Virginie LINHART Le collectif a été créé avec l’ambition de porter les enjeux de parité, d’égalité des chances et d’accès aux mêmes budgets, sujets, cases et horaires que nos collègues réalisateurs, ou encore prévenir le sexisme et les violences sexuelles dans le milieu du documentaire. Nous dénonçons un procès en illégitimité que nous subissons. Certains producteurs doutent de notre capacité à pouvoir diriger de grosses équipes. De plus, nous sommes cantonnés dans des sujets que les hommes ne veulent pas traiter, comme la santé ou la culture. Nous demandons aussi au CNC d’étendre le bonus parité, mis en place dans la fiction, au genre documentaire.
media+ Un an après, constatez-vous certaines évolutions ?
Karine DUSFOUR Nous sommes très heureuses car nous avons été reçues et écoutées par l’Arcom, le CNC, France Télévisions, Arte… Et tout le monde a conscience du problème. Personne ne peut le nier d’ailleurs, les chiffres le démontrent ! Lors du Sunny Side of the Doc 2025, France Télévisions a lancé un appel aux producteurs pour proposer des dossiers portés par des réalisatrices. 72% des documentaires sont aujourd’hui réalisés par des hommes, c’est absurde.
media+ Comment le collectif participe-t-il à une meilleure visibilité des réalisatrices de documentaires ?
Virginie LINHART Nous avons créé un groupe WhatsApp pour rassembler ces réalisatrices. Qu’elles puissent échanger ensemble, se soutenir, et s’apporter des conseils. Nous avons aussi créé un compte Instagram où, tous les jours, nous postons un extrait d’un film documentaire réalisé par une femme. L’occasion de montrer la qualité de ces films et la diversité de ce qu’ils peuvent proposer. Le compte est très suivi, nous en sommes très fiers.
media+ Quelles sont les prochaines étapes pour le collectif «Nous, réalisatrices de documentaires» ?

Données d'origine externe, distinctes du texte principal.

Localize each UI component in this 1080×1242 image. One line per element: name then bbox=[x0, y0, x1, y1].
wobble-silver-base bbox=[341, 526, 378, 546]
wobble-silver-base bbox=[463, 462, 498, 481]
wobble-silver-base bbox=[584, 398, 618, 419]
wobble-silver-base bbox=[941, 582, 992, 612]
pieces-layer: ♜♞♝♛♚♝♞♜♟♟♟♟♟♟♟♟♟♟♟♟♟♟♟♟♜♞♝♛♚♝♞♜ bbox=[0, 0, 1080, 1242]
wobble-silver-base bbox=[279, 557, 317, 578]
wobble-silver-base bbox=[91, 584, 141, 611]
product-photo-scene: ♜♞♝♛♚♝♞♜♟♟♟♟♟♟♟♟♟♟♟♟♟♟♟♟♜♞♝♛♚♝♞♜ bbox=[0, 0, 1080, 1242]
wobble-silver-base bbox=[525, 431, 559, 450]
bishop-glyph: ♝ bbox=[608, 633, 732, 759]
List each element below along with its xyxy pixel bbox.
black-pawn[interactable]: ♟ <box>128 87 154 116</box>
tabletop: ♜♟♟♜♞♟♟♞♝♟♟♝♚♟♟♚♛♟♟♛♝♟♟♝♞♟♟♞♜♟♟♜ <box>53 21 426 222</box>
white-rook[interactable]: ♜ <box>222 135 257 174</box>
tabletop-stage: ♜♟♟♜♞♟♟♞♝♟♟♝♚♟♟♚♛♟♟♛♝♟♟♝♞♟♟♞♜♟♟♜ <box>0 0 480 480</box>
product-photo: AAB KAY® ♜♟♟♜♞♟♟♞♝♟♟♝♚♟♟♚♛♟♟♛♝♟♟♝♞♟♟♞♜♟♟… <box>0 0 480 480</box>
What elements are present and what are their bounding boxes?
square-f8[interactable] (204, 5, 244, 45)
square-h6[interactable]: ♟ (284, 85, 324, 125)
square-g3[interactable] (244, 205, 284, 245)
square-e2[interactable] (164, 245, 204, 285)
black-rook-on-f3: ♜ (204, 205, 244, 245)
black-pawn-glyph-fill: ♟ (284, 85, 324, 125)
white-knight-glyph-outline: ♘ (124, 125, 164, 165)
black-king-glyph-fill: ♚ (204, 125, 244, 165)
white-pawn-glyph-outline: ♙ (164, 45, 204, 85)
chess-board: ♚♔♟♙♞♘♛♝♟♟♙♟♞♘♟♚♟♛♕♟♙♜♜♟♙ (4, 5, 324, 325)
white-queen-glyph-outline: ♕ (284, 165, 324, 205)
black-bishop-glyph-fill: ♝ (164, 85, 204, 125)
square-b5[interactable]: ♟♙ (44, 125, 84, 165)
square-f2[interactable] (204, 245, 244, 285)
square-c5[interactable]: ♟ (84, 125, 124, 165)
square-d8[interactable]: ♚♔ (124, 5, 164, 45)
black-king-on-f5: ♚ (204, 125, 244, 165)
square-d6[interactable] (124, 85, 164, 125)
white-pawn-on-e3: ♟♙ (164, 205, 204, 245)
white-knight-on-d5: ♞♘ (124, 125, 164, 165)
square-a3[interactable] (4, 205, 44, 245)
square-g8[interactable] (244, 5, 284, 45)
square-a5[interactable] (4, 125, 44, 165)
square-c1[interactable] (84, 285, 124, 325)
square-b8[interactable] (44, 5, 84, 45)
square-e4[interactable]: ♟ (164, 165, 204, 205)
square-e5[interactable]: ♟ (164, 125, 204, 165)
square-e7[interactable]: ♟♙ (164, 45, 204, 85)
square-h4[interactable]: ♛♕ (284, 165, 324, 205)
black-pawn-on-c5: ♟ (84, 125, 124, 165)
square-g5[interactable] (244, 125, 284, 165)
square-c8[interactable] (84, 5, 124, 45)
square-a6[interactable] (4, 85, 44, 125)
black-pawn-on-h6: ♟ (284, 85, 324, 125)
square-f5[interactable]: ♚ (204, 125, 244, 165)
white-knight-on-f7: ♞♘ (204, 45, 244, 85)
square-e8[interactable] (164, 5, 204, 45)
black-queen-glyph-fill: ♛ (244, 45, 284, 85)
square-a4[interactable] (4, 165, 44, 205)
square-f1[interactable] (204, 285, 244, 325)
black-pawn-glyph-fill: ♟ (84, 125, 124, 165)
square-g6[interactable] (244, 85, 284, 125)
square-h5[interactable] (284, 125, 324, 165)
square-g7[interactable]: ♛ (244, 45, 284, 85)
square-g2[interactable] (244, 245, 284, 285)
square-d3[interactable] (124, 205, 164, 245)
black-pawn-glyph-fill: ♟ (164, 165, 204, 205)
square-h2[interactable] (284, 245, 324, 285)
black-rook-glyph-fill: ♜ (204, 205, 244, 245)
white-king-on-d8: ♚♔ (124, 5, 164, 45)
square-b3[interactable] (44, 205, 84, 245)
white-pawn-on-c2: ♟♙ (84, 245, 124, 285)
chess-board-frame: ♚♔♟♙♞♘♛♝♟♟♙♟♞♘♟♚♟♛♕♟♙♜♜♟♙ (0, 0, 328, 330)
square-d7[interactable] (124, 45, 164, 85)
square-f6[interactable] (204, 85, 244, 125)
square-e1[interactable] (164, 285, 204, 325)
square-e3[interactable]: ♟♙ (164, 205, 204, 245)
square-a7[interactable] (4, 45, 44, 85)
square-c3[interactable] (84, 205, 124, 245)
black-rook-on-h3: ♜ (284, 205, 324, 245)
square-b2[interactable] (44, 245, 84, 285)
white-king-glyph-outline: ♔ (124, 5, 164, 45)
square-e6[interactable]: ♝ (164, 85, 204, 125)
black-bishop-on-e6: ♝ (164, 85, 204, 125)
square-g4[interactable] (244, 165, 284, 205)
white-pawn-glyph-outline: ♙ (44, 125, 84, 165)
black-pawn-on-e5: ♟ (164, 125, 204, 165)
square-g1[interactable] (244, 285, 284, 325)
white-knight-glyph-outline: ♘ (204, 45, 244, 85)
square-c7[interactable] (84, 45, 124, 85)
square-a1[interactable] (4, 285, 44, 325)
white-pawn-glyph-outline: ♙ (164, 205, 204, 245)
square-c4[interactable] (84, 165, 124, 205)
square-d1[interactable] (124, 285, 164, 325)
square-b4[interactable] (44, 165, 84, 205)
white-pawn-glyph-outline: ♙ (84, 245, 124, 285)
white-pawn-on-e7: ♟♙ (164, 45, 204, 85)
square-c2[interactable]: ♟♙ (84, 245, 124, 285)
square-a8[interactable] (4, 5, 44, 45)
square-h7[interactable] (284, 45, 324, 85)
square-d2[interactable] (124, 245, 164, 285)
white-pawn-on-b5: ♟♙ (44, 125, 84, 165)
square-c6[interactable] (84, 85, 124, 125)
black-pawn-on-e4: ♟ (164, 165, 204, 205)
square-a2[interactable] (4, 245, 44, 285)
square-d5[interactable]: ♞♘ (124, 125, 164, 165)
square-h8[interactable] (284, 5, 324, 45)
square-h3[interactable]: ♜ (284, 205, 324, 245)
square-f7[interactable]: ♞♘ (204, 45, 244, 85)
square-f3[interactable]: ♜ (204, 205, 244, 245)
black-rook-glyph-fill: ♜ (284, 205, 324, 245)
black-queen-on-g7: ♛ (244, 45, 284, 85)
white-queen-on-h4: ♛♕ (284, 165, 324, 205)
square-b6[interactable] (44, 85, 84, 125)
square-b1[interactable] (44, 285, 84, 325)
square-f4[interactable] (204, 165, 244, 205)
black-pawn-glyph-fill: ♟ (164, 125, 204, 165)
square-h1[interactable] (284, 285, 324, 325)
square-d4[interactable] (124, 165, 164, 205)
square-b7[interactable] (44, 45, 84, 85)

Karine DUSFOUR Nous allons continuer à mettre la pression aux différents acteurs du secteur. Nous avons discuté avec l’Arcom pour une intervention commune au prochain Fipadoc. En 2026, nous allons organiser une grande soirée avec toutes les femmes primées dans des festivals pour montrer, là encore, que les réalisatrices savent faire du documentaire. Enfin, nous sommes désormais assez nombreuses pour pouvoir constituer des dossiers sur des producteurs qui ont des attitudes de harcèlement moral qui relèvent du pénal. Non pas pour les traîner en justice, mais pour alerter les autorités compétentes et protéger les réalisatrices.